4.1 MANNER OF TERMINATION. This Agreement may be terminated prior to
the expiration of the Consulting Period, as follows:
(a) BY THE COMPANY FOR CAUSE. At the option of and by written
notice from the Company, if the Company finds "Cause" for termination. For
purposes of this Agreement, the term "Cause" shall mean (i) any material breach
by Consultant of his obligations under the Stockholder Non-Competition Agreement
dated as of the date hereof between the Consultant and the Company (the
"Stockholder Non-Competition Agreement"); (ii) final conviction by Consultant of
a felony or any offense involving misappropriation of money; or (iii) the
Consultant's willful failure or refusal to perform the Consulting Services
contemplated hereby (which shall be deemed to include, without limitation,
disobeying reasonable directives of the Chief Executive Officer of the Company).
(b) BY CONSULTANT. By the Consultant at any time for any
reason.
(c) DEATH. Upon the death of the Consultant.
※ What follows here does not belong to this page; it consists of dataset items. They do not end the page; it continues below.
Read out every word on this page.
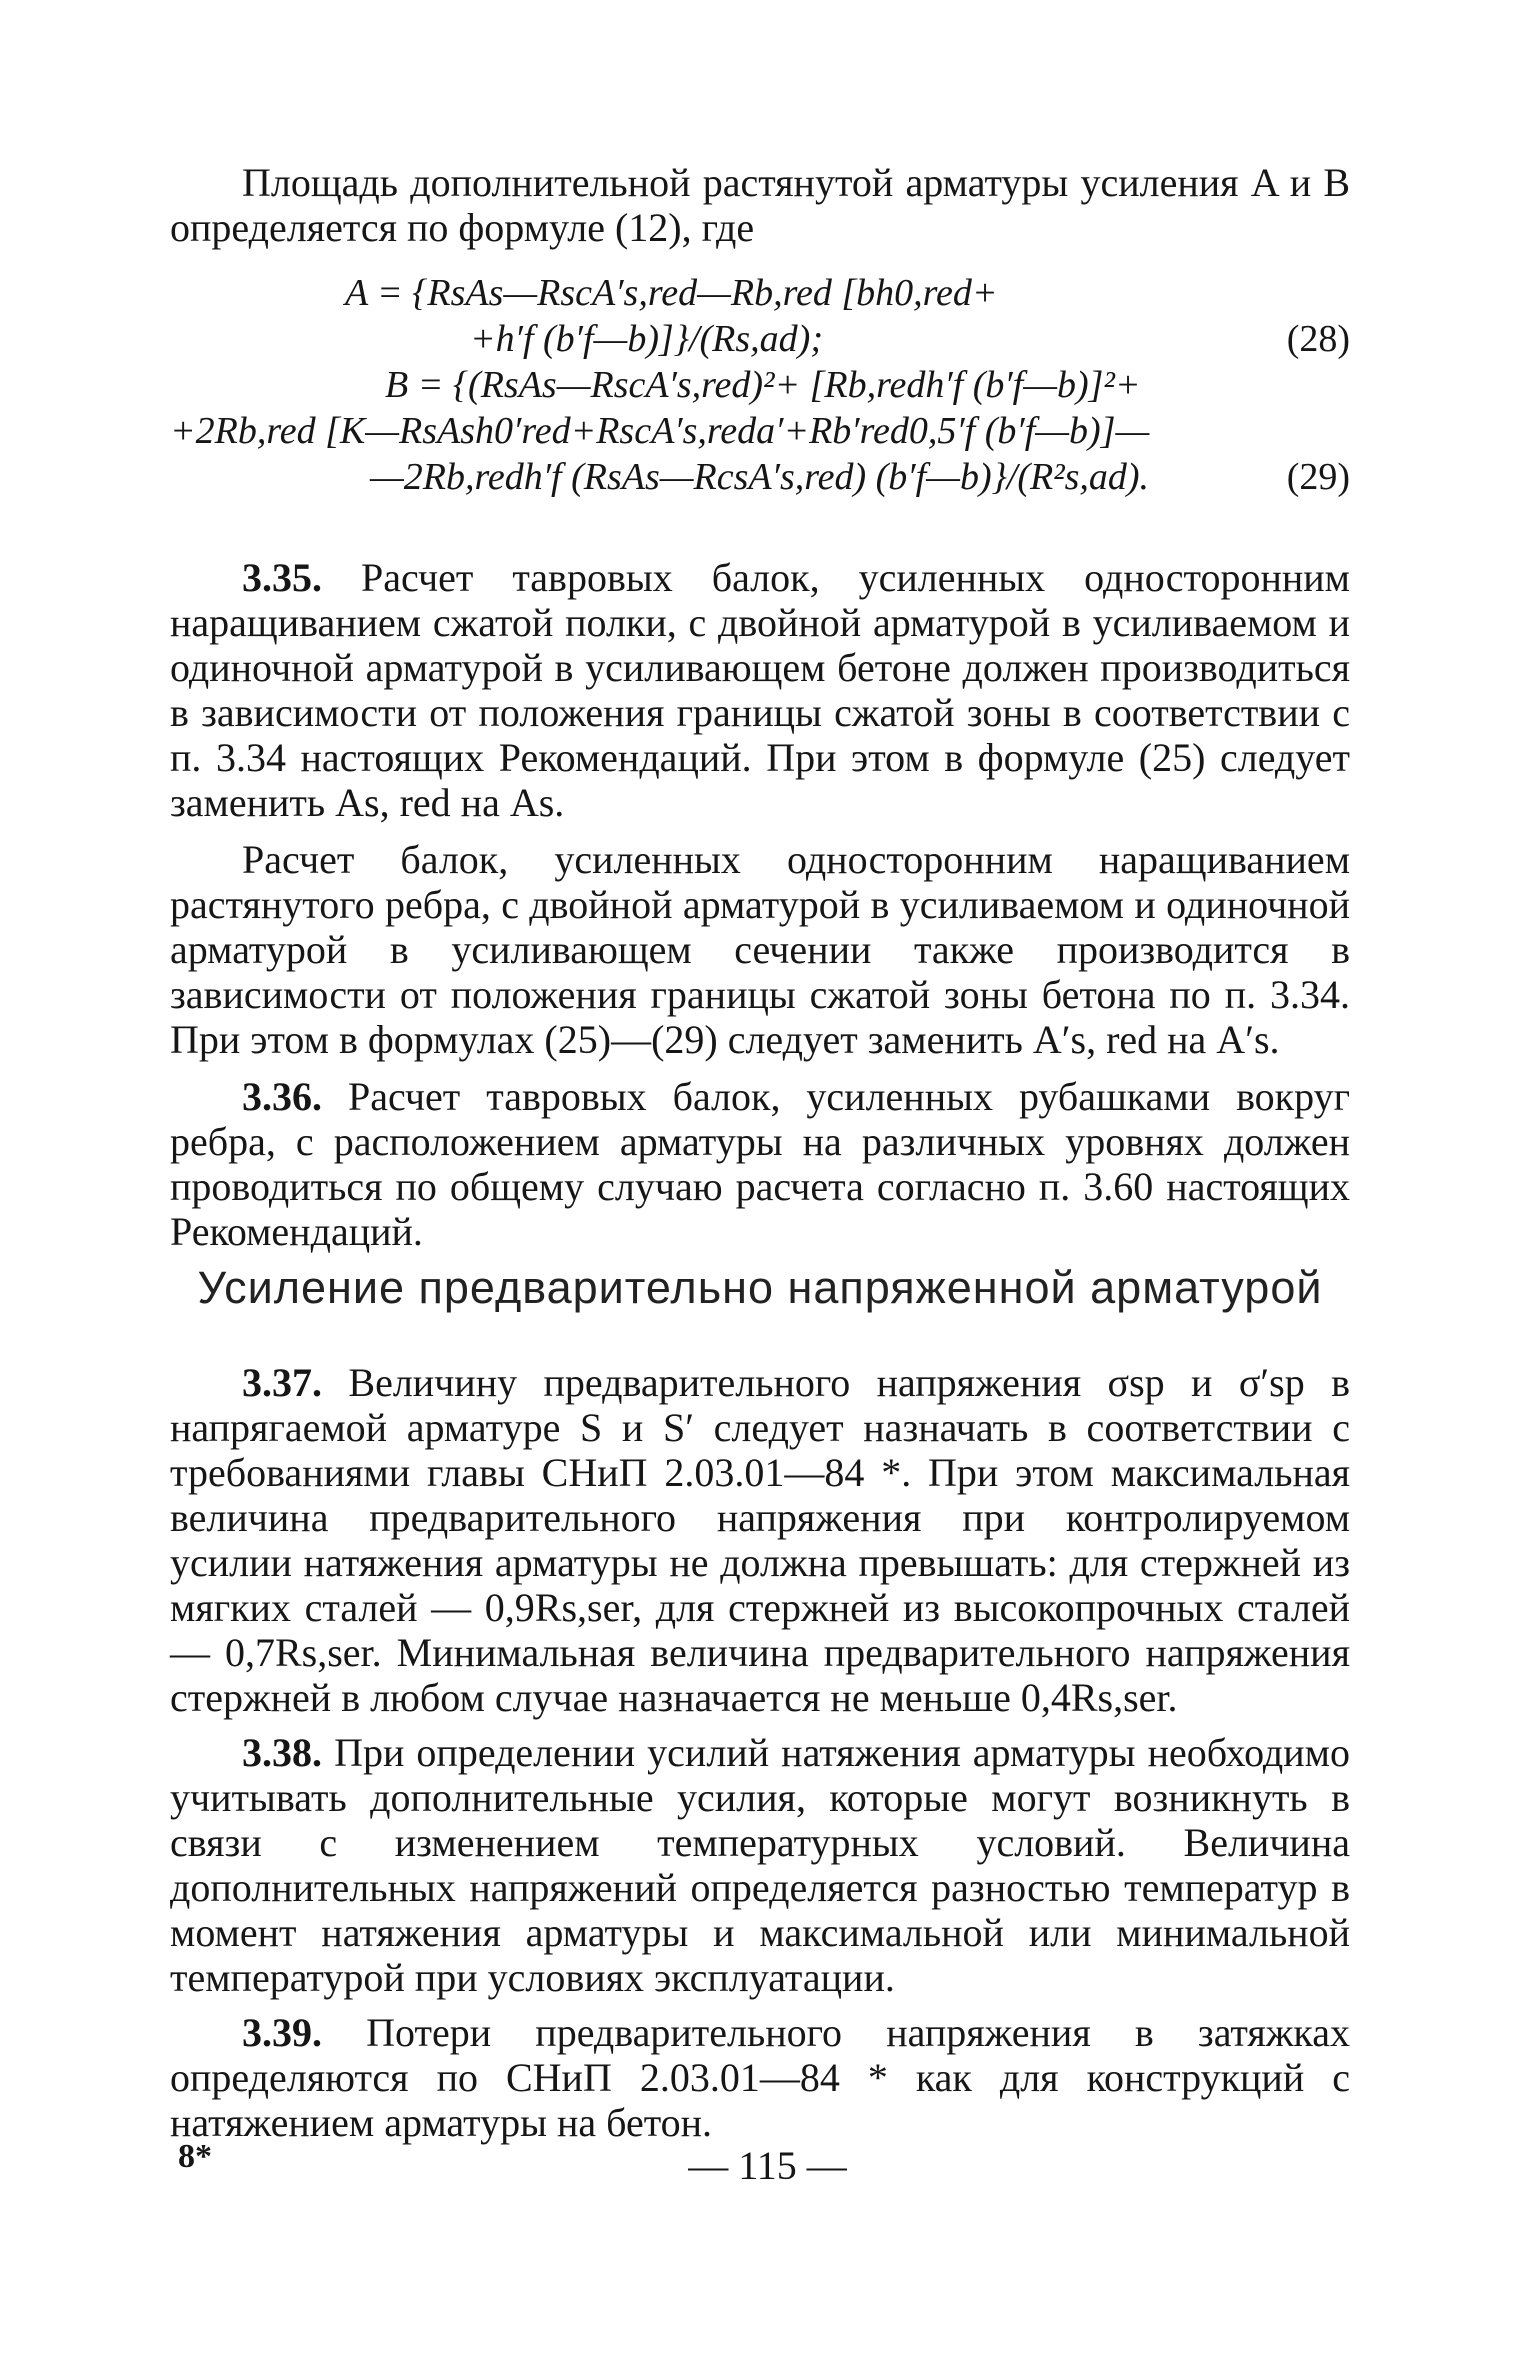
Площадь дополнительной растянутой арматуры усиления A и B определяется по формуле (12), где

A = {RsAs—RscA′s,red—Rb,red [bh0,red+
+h′f (b′f—b)]}/(Rs,ad);	(28)
B = {(RsAs—RscA′s,red)²+ [Rb,redh′f (b′f—b)]²+
+2Rb,red [K—RsAsh0′red+RscA′s,reda′+Rb′red0,5′f (b′f—b)]—
—2Rb,redh′f (RsAs—RcsA′s,red) (b′f—b)}/(R²s,ad).	(29)

3.35. Расчет тавровых балок, усиленных односторонним наращиванием сжатой полки, с двойной арматурой в усиливаемом и одиночной арматурой в усиливающем бетоне должен производиться в зависимости от положения границы сжатой зоны в соответствии с п. 3.34 настоящих Рекомендаций. При этом в формуле (25) следует заменить As, red на As.

Расчет балок, усиленных односторонним наращиванием растянутого ребра, с двойной арматурой в усиливаемом и одиночной арматурой в усиливающем сечении также производится в зависимости от положения границы сжатой зоны бетона по п. 3.34. При этом в формулах (25)—(29) следует заменить A′s, red на A′s.

3.36. Расчет тавровых балок, усиленных рубашками вокруг ребра, с расположением арматуры на различных уровнях должен проводиться по общему случаю расчета согласно п. 3.60 настоящих Рекомендаций.

Усиление предварительно напряженной арматурой

3.37. Величину предварительного напряжения σsp и σ′sp в напрягаемой арматуре S и S′ следует назначать в соответствии с требованиями главы СНиП 2.03.01—84 *. При этом максимальная величина предварительного напряжения при контролируемом усилии натяжения арматуры не должна превышать: для стержней из мягких сталей — 0,9Rs,ser, для стержней из высокопрочных сталей — 0,7Rs,ser. Минимальная величина предварительного напряжения стержней в любом случае назначается не меньше 0,4Rs,ser.

3.38. При определении усилий натяжения арматуры необходимо учитывать дополнительные усилия, которые могут возникнуть в связи с изменением температурных условий. Величина дополнительных напряжений определяется разностью температур в момент натяжения арматуры и максимальной или минимальной температурой при условиях эксплуатации.

3.39. Потери предварительного напряжения в затяжках определяются по СНиП 2.03.01—84 * как для конструкций с натяжением арматуры на бетон.

8*	— 115 —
4.2 CONSEQUENCES OF TERMINATION. In the event that this Agreement is
terminated prior to the expiration of the Consulting Period by the Company other
than for Cause, the Company will continue to pay the Consultant the Consulting
Fee in the manner set forth in Section 3(a) for the remaining term of the
Consulting Period. In the event that this Agreement is terminated prior to the
expiration of the Consulting Period by the Consultant, or is terminated by the
Company for Cause, all rights and obligations of the parties hereunder will
expire, except that any Consulting Fees and expenses that are owed to the
Consultant for services rendered prior to the date of termination shall be paid
to the Consultant or, if appropriate, his estate.
5. MISCELLANEOUS.
5.1 STATUS. Consultant acknowledges and agrees that his status at all
times shall be that of an independent contractor, and that he may not, at any
time, act as a representative for or on behalf of the Company for any purpose or
transaction, and may not bind or otherwise obligate the Company in any manner
whatsoever without obtaining the prior written approval of the Company therefor.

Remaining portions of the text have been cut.